Let $a_n$ be a sequence such that $a_1 >0$ and for all $n$ $a_{n+1}=a_n+ \frac{1}{a_n^3}$ then $\lim _\limits {n \to \infty}a_n=\infty$


I am not sure how to formally prove this , the book says the statement is true.
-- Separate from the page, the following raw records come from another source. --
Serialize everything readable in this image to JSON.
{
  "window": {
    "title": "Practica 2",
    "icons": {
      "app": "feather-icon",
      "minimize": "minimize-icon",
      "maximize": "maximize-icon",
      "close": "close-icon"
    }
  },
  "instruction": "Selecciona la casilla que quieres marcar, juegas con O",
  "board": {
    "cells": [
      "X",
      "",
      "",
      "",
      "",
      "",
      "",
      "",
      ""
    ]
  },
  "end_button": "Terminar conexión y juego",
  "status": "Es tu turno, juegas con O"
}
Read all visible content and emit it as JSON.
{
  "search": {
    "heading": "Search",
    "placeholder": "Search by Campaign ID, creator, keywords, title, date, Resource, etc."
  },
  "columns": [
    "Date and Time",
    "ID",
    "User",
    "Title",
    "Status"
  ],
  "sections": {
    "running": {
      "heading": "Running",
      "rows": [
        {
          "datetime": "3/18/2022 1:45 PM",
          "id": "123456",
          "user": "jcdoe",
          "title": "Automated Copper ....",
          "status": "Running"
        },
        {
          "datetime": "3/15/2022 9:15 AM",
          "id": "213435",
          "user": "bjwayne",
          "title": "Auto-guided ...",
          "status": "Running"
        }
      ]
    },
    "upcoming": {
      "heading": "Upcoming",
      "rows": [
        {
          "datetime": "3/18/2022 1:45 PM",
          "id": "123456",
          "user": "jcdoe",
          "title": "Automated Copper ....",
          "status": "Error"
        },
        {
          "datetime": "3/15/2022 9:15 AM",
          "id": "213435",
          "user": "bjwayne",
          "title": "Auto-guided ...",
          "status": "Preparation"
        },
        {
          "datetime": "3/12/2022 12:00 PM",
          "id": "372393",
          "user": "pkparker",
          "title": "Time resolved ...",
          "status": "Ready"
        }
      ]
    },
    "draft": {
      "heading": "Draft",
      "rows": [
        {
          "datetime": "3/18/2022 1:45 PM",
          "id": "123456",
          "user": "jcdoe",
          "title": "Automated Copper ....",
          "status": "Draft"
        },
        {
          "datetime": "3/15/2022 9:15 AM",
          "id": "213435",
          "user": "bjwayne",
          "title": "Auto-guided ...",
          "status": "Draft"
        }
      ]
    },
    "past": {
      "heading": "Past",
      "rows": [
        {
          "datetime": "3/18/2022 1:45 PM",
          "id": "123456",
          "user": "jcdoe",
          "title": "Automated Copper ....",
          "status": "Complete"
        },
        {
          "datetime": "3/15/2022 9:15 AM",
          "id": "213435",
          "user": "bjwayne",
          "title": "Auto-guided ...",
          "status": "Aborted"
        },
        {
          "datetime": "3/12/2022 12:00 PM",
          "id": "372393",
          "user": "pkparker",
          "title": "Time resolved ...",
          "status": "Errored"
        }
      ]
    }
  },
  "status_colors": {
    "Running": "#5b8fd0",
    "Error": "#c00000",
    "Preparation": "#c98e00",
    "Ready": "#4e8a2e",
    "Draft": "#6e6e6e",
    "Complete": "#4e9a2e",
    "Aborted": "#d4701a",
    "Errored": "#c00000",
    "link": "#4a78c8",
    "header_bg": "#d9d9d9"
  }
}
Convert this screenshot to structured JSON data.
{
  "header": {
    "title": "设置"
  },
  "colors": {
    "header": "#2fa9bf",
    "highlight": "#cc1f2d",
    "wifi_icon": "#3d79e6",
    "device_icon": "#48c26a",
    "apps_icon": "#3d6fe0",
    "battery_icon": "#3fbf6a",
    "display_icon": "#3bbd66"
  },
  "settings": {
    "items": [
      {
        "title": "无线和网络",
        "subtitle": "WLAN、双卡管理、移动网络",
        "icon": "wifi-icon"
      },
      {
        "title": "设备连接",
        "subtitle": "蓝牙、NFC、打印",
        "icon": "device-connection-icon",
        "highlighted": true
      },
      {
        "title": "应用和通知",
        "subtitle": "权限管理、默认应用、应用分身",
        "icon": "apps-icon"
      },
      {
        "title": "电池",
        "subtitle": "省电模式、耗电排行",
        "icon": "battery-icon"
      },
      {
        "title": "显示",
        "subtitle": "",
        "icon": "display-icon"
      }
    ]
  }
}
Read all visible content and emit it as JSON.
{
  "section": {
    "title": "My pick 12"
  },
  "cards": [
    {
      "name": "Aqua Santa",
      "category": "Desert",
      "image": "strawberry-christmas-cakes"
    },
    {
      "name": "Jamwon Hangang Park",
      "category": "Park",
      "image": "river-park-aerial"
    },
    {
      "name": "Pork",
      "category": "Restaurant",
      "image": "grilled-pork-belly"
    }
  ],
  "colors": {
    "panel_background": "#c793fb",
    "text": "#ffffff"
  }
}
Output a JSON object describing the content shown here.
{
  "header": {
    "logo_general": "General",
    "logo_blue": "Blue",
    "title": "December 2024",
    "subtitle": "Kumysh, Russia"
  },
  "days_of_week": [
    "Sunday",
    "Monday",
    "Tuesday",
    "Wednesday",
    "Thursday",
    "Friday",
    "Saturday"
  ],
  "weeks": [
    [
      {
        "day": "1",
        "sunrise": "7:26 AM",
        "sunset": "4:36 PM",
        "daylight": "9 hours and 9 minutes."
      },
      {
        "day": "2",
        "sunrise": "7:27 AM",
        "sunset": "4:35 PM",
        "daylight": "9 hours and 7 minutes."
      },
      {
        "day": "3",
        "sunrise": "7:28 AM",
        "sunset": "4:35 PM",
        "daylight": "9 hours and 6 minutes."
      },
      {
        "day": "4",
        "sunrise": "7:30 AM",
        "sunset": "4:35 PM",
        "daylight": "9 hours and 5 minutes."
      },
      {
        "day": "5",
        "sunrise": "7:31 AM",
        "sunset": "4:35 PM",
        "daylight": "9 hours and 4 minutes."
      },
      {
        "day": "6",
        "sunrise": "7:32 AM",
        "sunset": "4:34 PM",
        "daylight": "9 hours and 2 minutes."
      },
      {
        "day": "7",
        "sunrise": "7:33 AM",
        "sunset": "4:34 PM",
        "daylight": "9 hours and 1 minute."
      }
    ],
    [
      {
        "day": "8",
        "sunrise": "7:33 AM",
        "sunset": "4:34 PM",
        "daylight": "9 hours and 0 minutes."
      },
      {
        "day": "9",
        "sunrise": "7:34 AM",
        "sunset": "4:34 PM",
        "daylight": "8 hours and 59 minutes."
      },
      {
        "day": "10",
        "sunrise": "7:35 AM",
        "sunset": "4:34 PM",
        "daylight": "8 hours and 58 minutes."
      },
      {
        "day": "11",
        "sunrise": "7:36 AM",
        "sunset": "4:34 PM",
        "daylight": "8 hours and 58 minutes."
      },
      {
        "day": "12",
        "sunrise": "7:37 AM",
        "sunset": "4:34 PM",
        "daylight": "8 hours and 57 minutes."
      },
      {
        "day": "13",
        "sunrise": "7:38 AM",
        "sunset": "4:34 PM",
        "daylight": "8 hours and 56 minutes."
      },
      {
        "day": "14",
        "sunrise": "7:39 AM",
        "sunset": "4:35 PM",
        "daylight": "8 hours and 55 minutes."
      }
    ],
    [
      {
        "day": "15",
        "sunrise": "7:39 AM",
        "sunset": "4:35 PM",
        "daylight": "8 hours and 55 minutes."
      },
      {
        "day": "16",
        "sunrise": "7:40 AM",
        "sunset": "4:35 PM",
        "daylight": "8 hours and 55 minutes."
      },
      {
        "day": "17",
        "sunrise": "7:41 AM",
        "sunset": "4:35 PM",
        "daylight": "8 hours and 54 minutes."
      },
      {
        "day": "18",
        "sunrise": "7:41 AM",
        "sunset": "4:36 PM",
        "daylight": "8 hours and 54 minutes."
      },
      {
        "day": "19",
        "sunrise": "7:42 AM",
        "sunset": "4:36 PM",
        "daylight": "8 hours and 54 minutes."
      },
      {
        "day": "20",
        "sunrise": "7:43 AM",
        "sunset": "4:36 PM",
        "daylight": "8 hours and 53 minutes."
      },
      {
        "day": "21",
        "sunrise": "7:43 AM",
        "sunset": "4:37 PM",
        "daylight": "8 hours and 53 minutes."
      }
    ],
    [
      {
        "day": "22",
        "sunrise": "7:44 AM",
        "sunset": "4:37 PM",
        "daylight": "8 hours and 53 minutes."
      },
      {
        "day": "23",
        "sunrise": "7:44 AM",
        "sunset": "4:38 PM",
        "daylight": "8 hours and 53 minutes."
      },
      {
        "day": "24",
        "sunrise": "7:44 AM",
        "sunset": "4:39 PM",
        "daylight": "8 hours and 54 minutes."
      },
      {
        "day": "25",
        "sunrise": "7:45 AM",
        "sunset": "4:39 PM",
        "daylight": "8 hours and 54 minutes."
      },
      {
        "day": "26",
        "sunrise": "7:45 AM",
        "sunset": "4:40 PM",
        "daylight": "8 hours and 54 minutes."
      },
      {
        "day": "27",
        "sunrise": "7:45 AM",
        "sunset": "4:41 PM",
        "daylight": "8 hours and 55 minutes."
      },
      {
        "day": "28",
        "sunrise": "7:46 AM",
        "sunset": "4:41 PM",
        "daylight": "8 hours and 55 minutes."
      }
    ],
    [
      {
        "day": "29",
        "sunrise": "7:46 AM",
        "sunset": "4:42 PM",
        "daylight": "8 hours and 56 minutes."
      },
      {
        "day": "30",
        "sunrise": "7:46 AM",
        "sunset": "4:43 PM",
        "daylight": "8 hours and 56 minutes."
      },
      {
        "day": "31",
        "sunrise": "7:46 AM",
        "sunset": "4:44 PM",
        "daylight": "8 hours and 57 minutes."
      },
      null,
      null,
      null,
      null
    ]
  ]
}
I just tried to gather some information from what is given I do not know if it is mostly needed for example according to $a_{n+1}=a_n+ \frac{1}{a_n^3}$ we get that $a_{n+1}-a_n=\frac{1}{a_n^3}$ so the sequence is increasing

also we know that the limit of $a_n$ is equal to the limit of a moved sequence (sorry if this is the incorrect word) so $\lim _\limits {n \to \infty}a_n=\lim _\limits {n \to \infty}a_{n+1}$

and the only way to get this it is if I can get $\lim _\limits {n \to \infty}\frac {1}{a_n^3}=0$ and that is when $\lim _\limits {n \to \infty}a_n= \infty$

This was my approach , according to all that we get that $\lim _\limits {n \to \infty}a_{n+1}= \lim _\limits {n \to \infty}a_n+ \frac{1}{a_n^3}$ since $\lim _\limits {n \to \infty}a_n= \infty$
the result will be $\lim _\limits {n \to \infty}a_{n+1}= \lim _\limits {n \to \infty}a_n=\infty$

Is my way correct? is there a different approach?

Thank you for any tips and help

Best Answer

Squaring both sides, \begin{align*} a_{n+1}^2 = a_n^2 + 2\frac{a_n}{a_n^3} + \frac{1}{a_n^6} > a_n^2 + 2\frac{1}{a_n^2} \end{align*} and squaring again, \begin{align*} a_{n+1}^4 > a_n^4 + 4 + \frac{4}{a_n^4} > a_n^4 + 4 \end{align*} and so \begin{align*} a_{n+1}^4 = a_1^4 + \sum_{k=1}^{n}(a_{k+1}^4 - a_k^4) > 4n + a_1^4 \rightarrow \infty \end{align*}